Quick Start Guide¶
This section illustrates the ease of running inference on Cloud AI platforms using a vision transformers model for classifying images.
Device Status¶
Follow the checklist to make sure device is ready for use.
Steps to run a sample model on Qualcomm Cloud AI Platforms¶
1. Import libraries¶
import os, sys, requests, torch, numpy, PIL
from transformers import ViTForImageClassification, ViTImageProcessor
import qaic
2. Pick a model from HF¶
Choose the Vision Transformers model for classifying images and its image input preprocessor
model = ViTForImageClassification.from_pretrained('google/vit-base-patch16-224')
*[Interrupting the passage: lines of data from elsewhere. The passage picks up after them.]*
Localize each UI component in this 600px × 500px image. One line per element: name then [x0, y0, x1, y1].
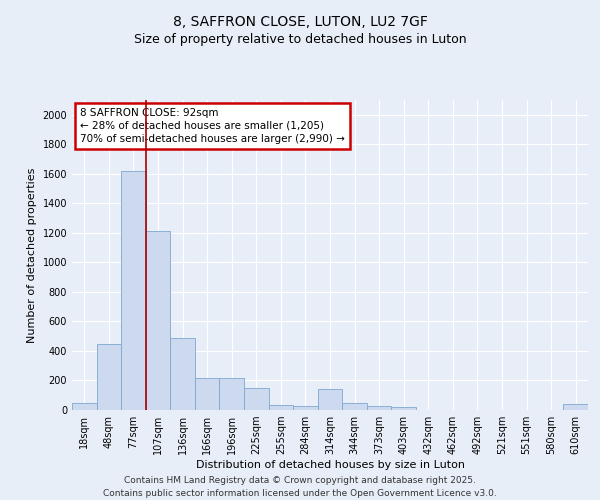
Text: 8, SAFFRON CLOSE, LUTON, LU2 7GF: 8, SAFFRON CLOSE, LUTON, LU2 7GF: [173, 15, 427, 29]
Bar: [195, 378, 220, 410]
Bar: [220, 378, 244, 410]
Bar: [97, 344, 121, 410]
Bar: [269, 405, 293, 410]
Text: 8 SAFFRON CLOSE: 92sqm
← 28% of detached houses are smaller (1,205)
70% of semi-: 8 SAFFRON CLOSE: 92sqm ← 28% of detached…: [80, 108, 344, 144]
Bar: [72, 402, 97, 410]
Bar: [342, 402, 367, 410]
Bar: [391, 407, 416, 410]
Bar: [244, 388, 269, 410]
Bar: [121, 171, 146, 410]
Bar: [563, 404, 588, 410]
Y-axis label: Number of detached properties: Number of detached properties: [27, 168, 37, 342]
Bar: [367, 406, 391, 410]
Bar: [318, 390, 342, 410]
Text: Size of property relative to detached houses in Luton: Size of property relative to detached ho…: [134, 32, 466, 46]
Bar: [170, 338, 195, 410]
Bar: [293, 406, 318, 410]
Text: Contains HM Land Registry data © Crown copyright and database right 2025.
Contai: Contains HM Land Registry data © Crown c…: [103, 476, 497, 498]
X-axis label: Distribution of detached houses by size in Luton: Distribution of detached houses by size …: [196, 460, 464, 470]
Bar: [146, 232, 170, 410]
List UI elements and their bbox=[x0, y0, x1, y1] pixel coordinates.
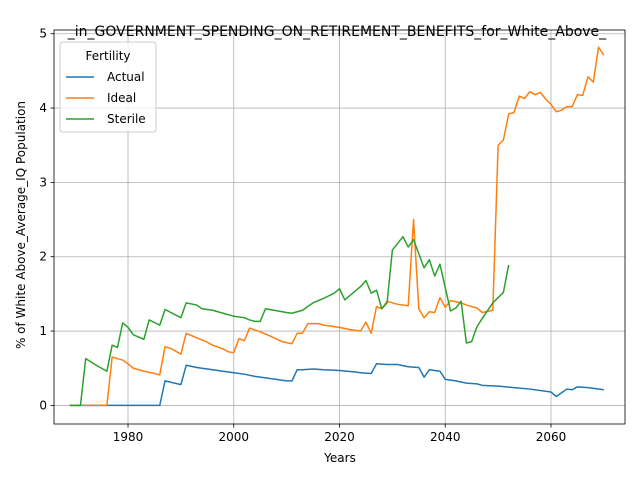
y-tick-label: 4 bbox=[39, 101, 47, 115]
x-axis-label: Years bbox=[323, 451, 356, 465]
y-tick-label: 2 bbox=[39, 250, 47, 264]
legend-label-ideal: Ideal bbox=[107, 91, 136, 105]
legend-box bbox=[59, 41, 157, 133]
x-tick-label: 2000 bbox=[218, 430, 249, 444]
legend-title: Fertility bbox=[85, 49, 130, 63]
y-tick-label: 0 bbox=[39, 398, 47, 412]
legend-entries: Actual Ideal Sterile bbox=[66, 70, 146, 126]
x-tick-label: 2040 bbox=[430, 430, 461, 444]
series-line-sterile bbox=[69, 235, 510, 407]
x-tick-label: 1980 bbox=[113, 430, 144, 444]
axis-ticks: 1980 2000 2020 2040 2060 0 1 2 3 4 5 bbox=[39, 27, 566, 444]
y-axis-label: % of White Above_Average_IQ Population bbox=[14, 101, 28, 349]
legend-label-actual: Actual bbox=[107, 70, 145, 84]
chart-title: _in_GOVERNMENT_SPENDING_ON_RETIREMENT_BE… bbox=[67, 24, 607, 40]
series-lines bbox=[69, 46, 605, 407]
x-tick-label: 2020 bbox=[324, 430, 355, 444]
x-tick-label: 2060 bbox=[536, 430, 567, 444]
series-line-actual bbox=[69, 363, 604, 407]
legend: Fertility Actual Ideal Sterile bbox=[59, 41, 157, 133]
series-line-ideal bbox=[69, 46, 605, 407]
y-tick-label: 3 bbox=[39, 175, 47, 189]
y-tick-label: 1 bbox=[39, 324, 47, 338]
legend-label-sterile: Sterile bbox=[107, 112, 146, 126]
y-tick-label: 5 bbox=[39, 27, 47, 41]
grid-lines bbox=[54, 30, 625, 424]
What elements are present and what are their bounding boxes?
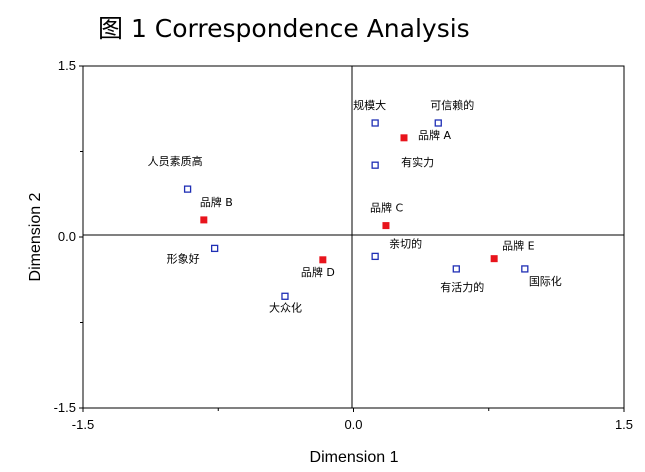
brand-point xyxy=(319,256,327,264)
attribute-point xyxy=(371,252,379,261)
attribute-point xyxy=(281,292,289,300)
brand-point-label: 品牌 C xyxy=(370,201,403,215)
attribute-point-label: 亲切的 xyxy=(389,236,422,250)
y-axis-label: Dimension 2 xyxy=(27,192,44,281)
x-tick-label: 0.0 xyxy=(344,417,362,432)
x-tick-label: -1.5 xyxy=(72,417,94,432)
attribute-point xyxy=(434,119,442,127)
attribute-point-label: 形象好 xyxy=(167,251,200,265)
brand-point-label: 品牌 B xyxy=(200,195,233,209)
x-tick-label: 1.5 xyxy=(615,417,633,432)
attribute-point xyxy=(371,119,379,127)
attribute-point xyxy=(521,265,529,273)
attribute-point xyxy=(210,244,219,253)
x-axis-label: Dimension 1 xyxy=(310,449,399,466)
brand-point-label: 品牌 E xyxy=(502,239,534,253)
brand-point xyxy=(490,255,498,263)
brand-point-label: 品牌 A xyxy=(418,128,451,142)
attribute-point-label: 有实力 xyxy=(401,155,434,169)
brand-point xyxy=(400,134,408,142)
attribute-point-label: 有活力的 xyxy=(440,280,484,294)
chart-title: 图 1 Correspondence Analysis xyxy=(98,14,470,43)
attribute-point-label: 大众化 xyxy=(269,300,302,314)
plot-frame xyxy=(82,65,625,409)
attribute-point xyxy=(371,161,379,169)
attribute-point xyxy=(183,185,192,193)
brand-point xyxy=(382,222,390,230)
axis-ticks: -1.5 0.0 1.5 1.5 0.0 -1.5 xyxy=(54,58,633,432)
attribute-point xyxy=(452,265,460,273)
attribute-point-label: 国际化 xyxy=(529,274,562,288)
brand-point-label: 品牌 D xyxy=(301,265,335,279)
brand-point xyxy=(200,216,208,224)
y-tick-label: 0.0 xyxy=(58,229,76,244)
y-tick-label: -1.5 xyxy=(54,400,76,415)
attribute-point-label: 人员素质高 xyxy=(148,154,203,168)
attribute-point-label: 规模大 xyxy=(353,98,386,112)
attribute-point-label: 可信赖的 xyxy=(430,98,474,112)
y-tick-label: 1.5 xyxy=(58,58,76,73)
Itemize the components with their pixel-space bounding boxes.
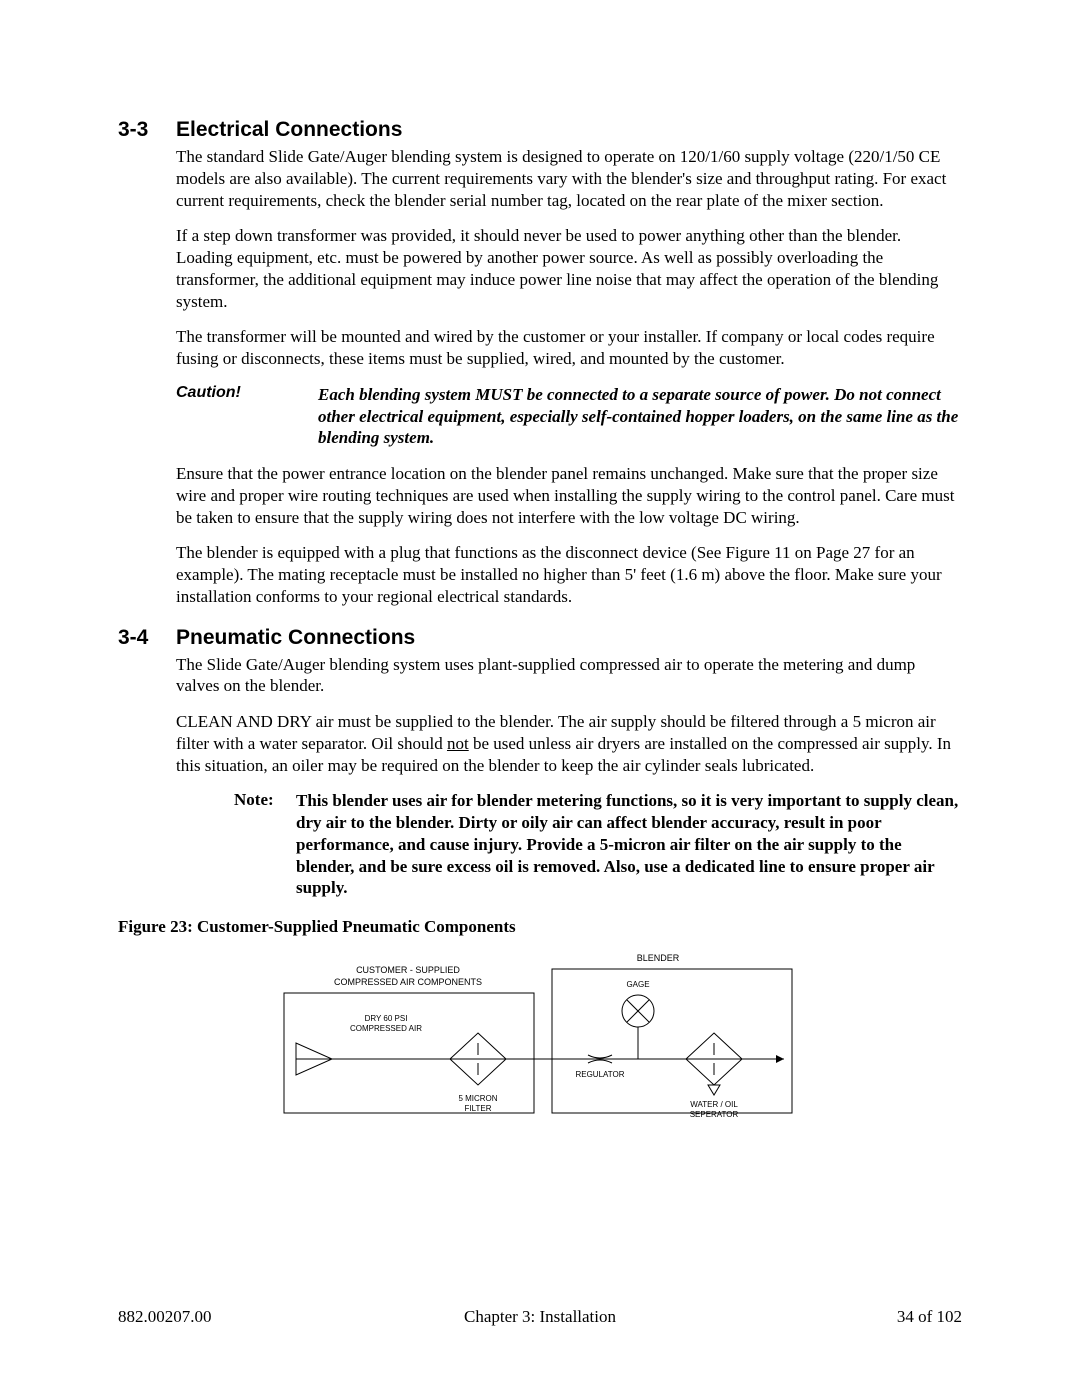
figure-diagram-wrap: BLENDER CUSTOMER - SUPPLIED COMPRESSED A… [118, 949, 962, 1129]
diagram-label-drypsi-l1: DRY 60 PSI [365, 1014, 408, 1023]
page-footer: 882.00207.00 Chapter 3: Installation 34 … [118, 1307, 962, 1327]
footer-page-number: 34 of 102 [897, 1307, 962, 1327]
paragraph: The standard Slide Gate/Auger blending s… [176, 146, 962, 211]
diagram-label-customer-l1: CUSTOMER - SUPPLIED [356, 965, 460, 975]
diagram-label-gage: GAGE [626, 980, 649, 989]
paragraph: The transformer will be mounted and wire… [176, 326, 962, 370]
note-text: This blender uses air for blender meteri… [296, 790, 962, 899]
diagram-separator-drain [708, 1085, 720, 1095]
diagram-label-blender: BLENDER [637, 953, 680, 963]
paragraph: If a step down transformer was provided,… [176, 225, 962, 312]
paragraph: CLEAN AND DRY air must be supplied to th… [176, 711, 962, 776]
diagram-label-customer-l2: COMPRESSED AIR COMPONENTS [334, 977, 482, 987]
section-number: 3-3 [118, 118, 176, 142]
document-page: 3-3 Electrical Connections The standard … [0, 0, 1080, 1397]
underlined-text: not [447, 734, 469, 753]
note-label: Note: [234, 790, 296, 899]
diagram-regulator-arc1 [588, 1055, 612, 1058]
caution-label: Caution! [176, 384, 318, 449]
section-body: The standard Slide Gate/Auger blending s… [176, 146, 962, 608]
section-title: Electrical Connections [176, 118, 402, 142]
section-3-3: 3-3 Electrical Connections The standard … [118, 118, 962, 608]
diagram-regulator-arc2 [588, 1060, 612, 1063]
footer-chapter: Chapter 3: Installation [118, 1307, 962, 1327]
figure-caption: Figure 23: Customer-Supplied Pneumatic C… [118, 917, 962, 937]
diagram-box-right [552, 969, 792, 1113]
diagram-label-separator-l2: SEPERATOR [690, 1110, 739, 1119]
pneumatic-diagram: BLENDER CUSTOMER - SUPPLIED COMPRESSED A… [278, 949, 802, 1129]
paragraph: The blender is equipped with a plug that… [176, 542, 962, 607]
diagram-label-filter-l1: 5 MICRON [458, 1094, 497, 1103]
diagram-label-separator-l1: WATER / OIL [690, 1100, 738, 1109]
diagram-label-drypsi-l2: COMPRESSED AIR [350, 1024, 422, 1033]
caution-text: Each blending system MUST be connected t… [318, 384, 962, 449]
section-3-4: 3-4 Pneumatic Connections The Slide Gate… [118, 626, 962, 900]
diagram-label-regulator: REGULATOR [575, 1070, 624, 1079]
caution-block: Caution! Each blending system MUST be co… [176, 384, 962, 449]
section-heading: 3-3 Electrical Connections [118, 118, 962, 142]
section-heading: 3-4 Pneumatic Connections [118, 626, 962, 650]
diagram-label-filter-l2: FILTER [465, 1104, 492, 1113]
paragraph: The Slide Gate/Auger blending system use… [176, 654, 962, 698]
paragraph: Ensure that the power entrance location … [176, 463, 962, 528]
section-number: 3-4 [118, 626, 176, 650]
section-body: The Slide Gate/Auger blending system use… [176, 654, 962, 900]
section-title: Pneumatic Connections [176, 626, 415, 650]
diagram-arrowhead [776, 1055, 784, 1063]
note-block: Note: This blender uses air for blender … [234, 790, 962, 899]
footer-doc-number: 882.00207.00 [118, 1307, 212, 1327]
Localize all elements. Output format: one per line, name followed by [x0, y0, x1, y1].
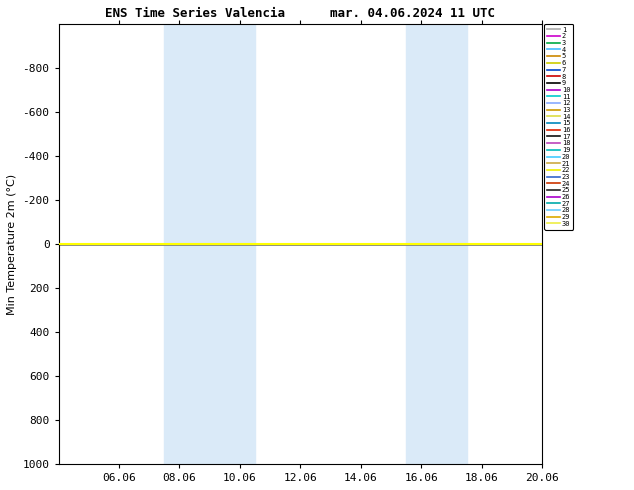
Bar [224, 24, 255, 464]
Bar [164, 24, 224, 464]
Bar [406, 24, 436, 464]
Legend: 1, 2, 3, 4, 5, 6, 7, 8, 9, 10, 11, 12, 13, 14, 15, 16, 17, 18, 19, 20, 21, 22, 2: 1, 2, 3, 4, 5, 6, 7, 8, 9, 10, 11, 12, 1… [545, 24, 573, 230]
Bar [436, 24, 467, 464]
Title: ENS Time Series Valencia      mar. 04.06.2024 11 UTC: ENS Time Series Valencia mar. 04.06.2024… [105, 7, 495, 20]
Y-axis label: Min Temperature 2m (°C): Min Temperature 2m (°C) [7, 173, 17, 315]
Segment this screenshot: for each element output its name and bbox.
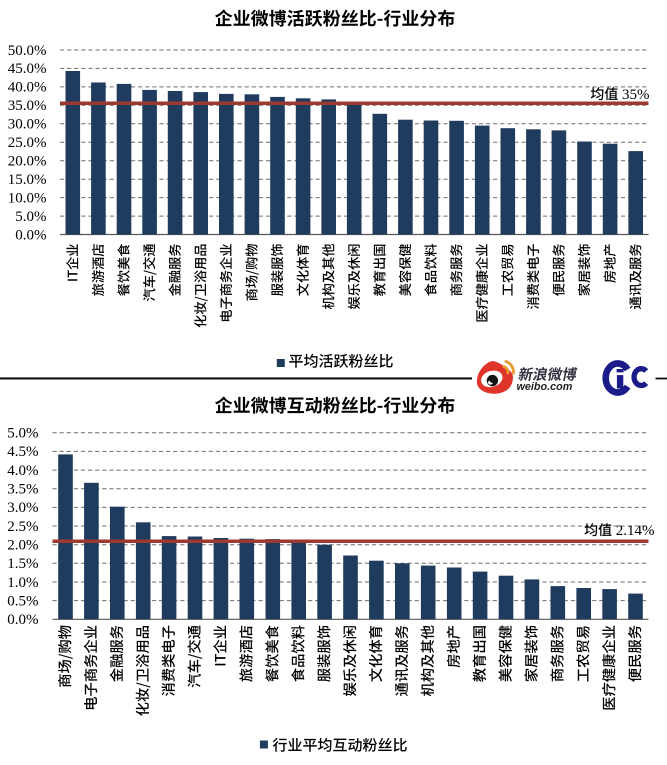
svg-text:3.0%: 3.0% [7,500,38,516]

processor = ViTImageProcessor.from_pretrained('google/vit-base-patch16-224')
3. Convert to ONNX¶
dummy_input = torch.randn(1, 3, 224, 224) # Batch, channels, height, width
torch.onnx.export(model, # PyTorch model
dummy_input, # Input tensor
'model.onnx', # Output file
export_params = True, # Export the model parameters
input_names = ['input'], # Input tensor names
output_names = ['output'] # Output tensor names
4. Compile the model¶
Compile the model with the qaic-exec
CLI tool. You can find more details about its usage here.
This quickstart issues the command from Python.
aic_binary_dir = 'aic-binary-dir'
cmd = '/opt/qti-aic/exec/qaic-exec -aic-hw -aic-hw-version=2.0 -compile-only -convert-to-fp16 \
-aic-num-cores=4 -m=model.onnx -onnx-define-symbol=batch_size,4 -aic-binary-dir=' + aic_binary_dir
5. Get example input¶
url = 'http://images.cocodataset.org/val2017/000000039769.jpg'
image = PIL.Image.open(requests.get(url, stream=True).raw)
6. Run the model¶
Create the AIC100 session and prepare inputs and outputs
vit_sess = qaic.Session(model_path= aic_binary_dir+'/programqpc.bin',\
num_activations=3) #
inputs = processor(images=image, return_tensors='pt')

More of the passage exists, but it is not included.